Nik Matthews, Head of Imperial BRC Genomics Facility, Imperial College London, posed the following question: Will spatial genomics be the future of genomics? Matthews and his lab are currently using genomic systems in their lab. He emphasised that while single-cell resolution is challenging, he collects data from regions of interest (ROIs) containing 50 to 200 cells. They normalize this data to reduce bias and balance sequencing costs. 

From the ROI, one can split this into areas of interest (AOIs) by “masking” antibodies i.e. turning them on and off and using UV to remove probes from the surface of RNA which has been bound. From this, one can focus on different cell types while maintaining a decent resolution. 

The lab has acquired new equipment, including two cryostats, two microtomes, and a microscope, funded through a successful grant application. This equipment is expected to enhance their workflows and capabilities. Furthermore, Matthews has implemented tissue arrays to reduce costs, achieving approximately £50-60 per spot for human samples. This approach allows for more efficient and cost-effective analysis. 
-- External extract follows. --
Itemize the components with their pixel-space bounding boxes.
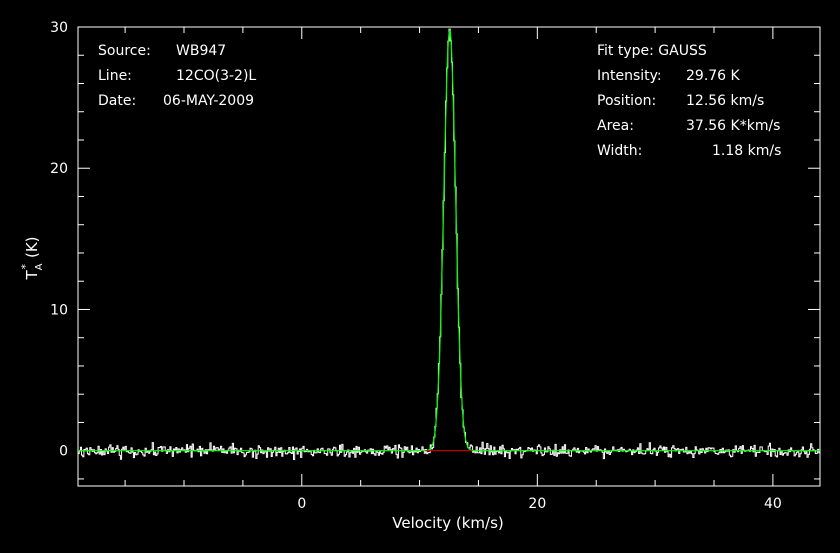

Additionally, the lab has engaged in collaborative efforts with other clinicians to work on rare cancer types and translate these findings into clinical applications. For instance, they have successfully adhered difficult tissues like skin to slides for analysis by using NanoString’s GeoMx 

Overall, the BRC Genomics Facility is exploring single-cell technologies like CosMx, aiming to optimise lab efforts, achieve higher resolution, and more detailed analysis. They are also working on integrating proteomics into their workflows. Matthews also mentioned that his lab uses 10x Genomics’s Visium technology due to its impressive abilities in single-cell resolution, but also mentioned challenges, specifically its high cost 

To answer the initial question, Matthews concluded his talk by confirming that he believes spatial genomics is the future of genomics. With the evolution of spatial genomics tools, performing sequencing and recapitulating data sets is becoming cheaper and more straightforward. The lab is moving forward in a way that is more clinically relevant, and with further funding, they hope to develop further focus on the translational potential of spatial genomics.